JFF and JBU Partnership

A Partnership Supporting Every Path to Jewish Family Life

When the JCC Denver began expanding its young family programming several years ago, leaders recognized something important: Jewish families are formed in many different ways, and community spaces must reflect that reality. 

In 2023, the JCC began partnering with the Jewish Fertility Foundation (JFF) to ensure that families navigating infertility and fertility challenges felt supported and welcomed by the community.  

For Tracy Juran, a JFF board member, the mission is deeply personal.  “After my own battle with infertility to have my two sons, I became involved with the JFF because I saw a gap in our community,” Juran says. “The Jewish community is wonderful at encouraging people to ask big questions, but when it comes to infertility—especially in a culture that is so family-centered—we sometimes avoid asking the hardest one: What happens when having a child is not easy? And how do we support them?”

“Partnerships like the one between JFF and the JCC Denver show what it looks like when our community commits to showing up for people at every stage of their journey. Infertility is deeply vulnerable, and by creating spaces that acknowledge it rather than ignore it, we allow people to feel truly valued and supported by their Jewish community.”  In 2024, that commitment deepened when the JCC began providing space for JFF’s monthly in-person support groups. 

A Vision for What Could Be 

Early in the partnership, staff from both organizations shared a hopeful vision. 

What if someone who first came to the JFF and the JCC for fertility support groups one day returned—not for support—but for parenting programs? That dream began to take shape in early 2025. 

As JFF participants started graduating from the program and preparing for parenthood, conversations began about helping them transition into the JCC’s Jewish Baby University (JBU) program designed to support new parents as they begin building their Jewish homes. 
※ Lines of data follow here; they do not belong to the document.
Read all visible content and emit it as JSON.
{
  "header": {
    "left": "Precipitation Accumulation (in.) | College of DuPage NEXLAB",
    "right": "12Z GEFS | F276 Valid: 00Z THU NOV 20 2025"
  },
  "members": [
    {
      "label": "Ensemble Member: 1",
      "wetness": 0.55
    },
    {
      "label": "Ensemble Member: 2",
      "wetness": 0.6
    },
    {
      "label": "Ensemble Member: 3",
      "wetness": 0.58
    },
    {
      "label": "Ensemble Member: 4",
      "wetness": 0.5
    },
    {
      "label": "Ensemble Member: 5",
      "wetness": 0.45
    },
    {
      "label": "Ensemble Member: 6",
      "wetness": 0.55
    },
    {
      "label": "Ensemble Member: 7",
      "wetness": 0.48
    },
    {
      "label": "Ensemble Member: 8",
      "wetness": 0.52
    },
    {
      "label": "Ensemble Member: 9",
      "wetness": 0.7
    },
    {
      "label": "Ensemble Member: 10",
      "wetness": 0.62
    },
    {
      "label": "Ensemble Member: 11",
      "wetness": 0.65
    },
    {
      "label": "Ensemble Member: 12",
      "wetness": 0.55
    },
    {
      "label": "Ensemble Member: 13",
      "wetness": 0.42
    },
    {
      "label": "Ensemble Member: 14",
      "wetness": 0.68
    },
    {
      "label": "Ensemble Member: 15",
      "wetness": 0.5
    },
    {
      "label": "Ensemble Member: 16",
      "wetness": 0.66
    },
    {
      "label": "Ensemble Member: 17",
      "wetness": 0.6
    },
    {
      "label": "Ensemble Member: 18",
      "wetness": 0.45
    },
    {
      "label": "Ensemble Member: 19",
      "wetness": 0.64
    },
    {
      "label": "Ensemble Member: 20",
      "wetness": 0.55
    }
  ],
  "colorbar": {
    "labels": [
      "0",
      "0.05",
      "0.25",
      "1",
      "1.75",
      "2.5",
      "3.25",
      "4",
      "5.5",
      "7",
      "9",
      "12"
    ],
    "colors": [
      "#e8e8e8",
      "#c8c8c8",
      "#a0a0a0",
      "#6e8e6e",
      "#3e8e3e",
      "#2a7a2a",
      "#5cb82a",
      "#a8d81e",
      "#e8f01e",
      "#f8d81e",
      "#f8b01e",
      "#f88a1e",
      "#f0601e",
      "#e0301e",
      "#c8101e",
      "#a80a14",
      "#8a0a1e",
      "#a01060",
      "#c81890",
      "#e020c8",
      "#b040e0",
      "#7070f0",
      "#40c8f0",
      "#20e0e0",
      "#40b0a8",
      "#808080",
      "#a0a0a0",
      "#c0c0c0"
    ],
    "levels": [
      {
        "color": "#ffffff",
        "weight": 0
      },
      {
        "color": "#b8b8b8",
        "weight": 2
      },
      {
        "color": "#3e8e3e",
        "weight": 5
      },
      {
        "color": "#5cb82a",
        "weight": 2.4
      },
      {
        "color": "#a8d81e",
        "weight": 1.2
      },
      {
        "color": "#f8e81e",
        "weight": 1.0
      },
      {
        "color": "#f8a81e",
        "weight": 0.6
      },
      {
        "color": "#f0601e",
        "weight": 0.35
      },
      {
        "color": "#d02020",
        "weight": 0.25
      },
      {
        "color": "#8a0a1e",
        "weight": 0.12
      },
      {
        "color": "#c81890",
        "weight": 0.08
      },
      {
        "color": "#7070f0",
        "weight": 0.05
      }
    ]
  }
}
The idea was simple: offer Jewish Baby University to graduates of the Jewish Fertility Foundation at a reduced cost. Both the JCC and JFF recognized that families who have undergone fertility treatments often arrive at parenthood carrying significant financial strain and emotional trauma. Providing hardship pricing was a way to honor that journey and ensure continuity of support.  Because Jewish Baby University and Baby Café are already heavily subsidized programs, the JCC is not able to absorb these reduced costs alone. Each year, the JCC must raise nearly $140,000 to sustain these programs and keep them accessible to families who need them most. 

A Series of Beshert Moments Unfold

That same month, the Rose Community Foundation Roots & Branches group selected Jewish Baby University for a grant to bring “Jewish Joy”. The funding allowed the JCC to offer JFF graduates the opportunity to participate in JBU for just $18, opening the door for families transitioning from fertility support into early parenthood programming. 

For couples like Kate and Chandler, who participated in both programs, the impact was profound.  “JFF and JBU have offered us wonderful opportunities to stay connected to the Jewish community while building a Jewish home for our family. Moving into parenthood feels much less daunting now that we’ve built friendships with other families who have shared similar experiences. These programs left us feeling empowered, connected, and prepared to welcome our baby into the world.” 

Yet, because the Roots & Branches grant was designed as a one-year funding cycle, the JCC initially wasn’t sure whether the reduced registration cost could continue beyond the first year. 

Then another beshert moment occurred.  During a conversation between JBU graduate and supporter Melissa Wittenberg and JCC Senior Director of Development and Marketing, Rachel Wool, the topic of the program’s future came up. 

Melissa didn’t hesitate.  She offered to personally underwrite all JBU registration fees for JFF graduates in 2026, ensuring that the opportunity could continue for future families. 

For Melissa, the decision felt natural.  “Becoming a parent is one of the most pivotal moments in a person’s life, and it’s a moment when a community can either show up in a meaningful way or miss the opportunity entirely,” Wittenberg says. “Fertility journeys and early parenthood can be overwhelming and expensive, which is exactly why support matters so much. Programs like JFF and JBU ensure families feel embraced during this stage of life.” 

What inspired her most was the intimacy of the impact. 

“What I love about this gift is that it directly supports families and helps create small, meaningful micro-communities where real connections can grow.” 

A Community That Walks the Journey Together

The partnership between the JFF and the JCC Denver ensures that families who once gathered for support groups can return for parenting classes, community gatherings, and celebrations of new life. 

What began as a collaboration between organizations has become something more: a bridge connecting one of the most vulnerable moments in a family’s story with one of the most joyful. 

As JFF therapist Andrea Liner explains, “When organizations like JFF and JBU exist at all, it sends a message: this happens enough that we built something for it. That alone is normalizing. Anytime there is a name for an experience, a program, a community, it tells people they are not an anomaly. People can show up without having to minimize any part of who they are. That is what normalization looks like in practice.” 

And in the process, it reflects something simple yet powerful:  

The JCC is a place that walks with families through every step of the journey to becoming parents.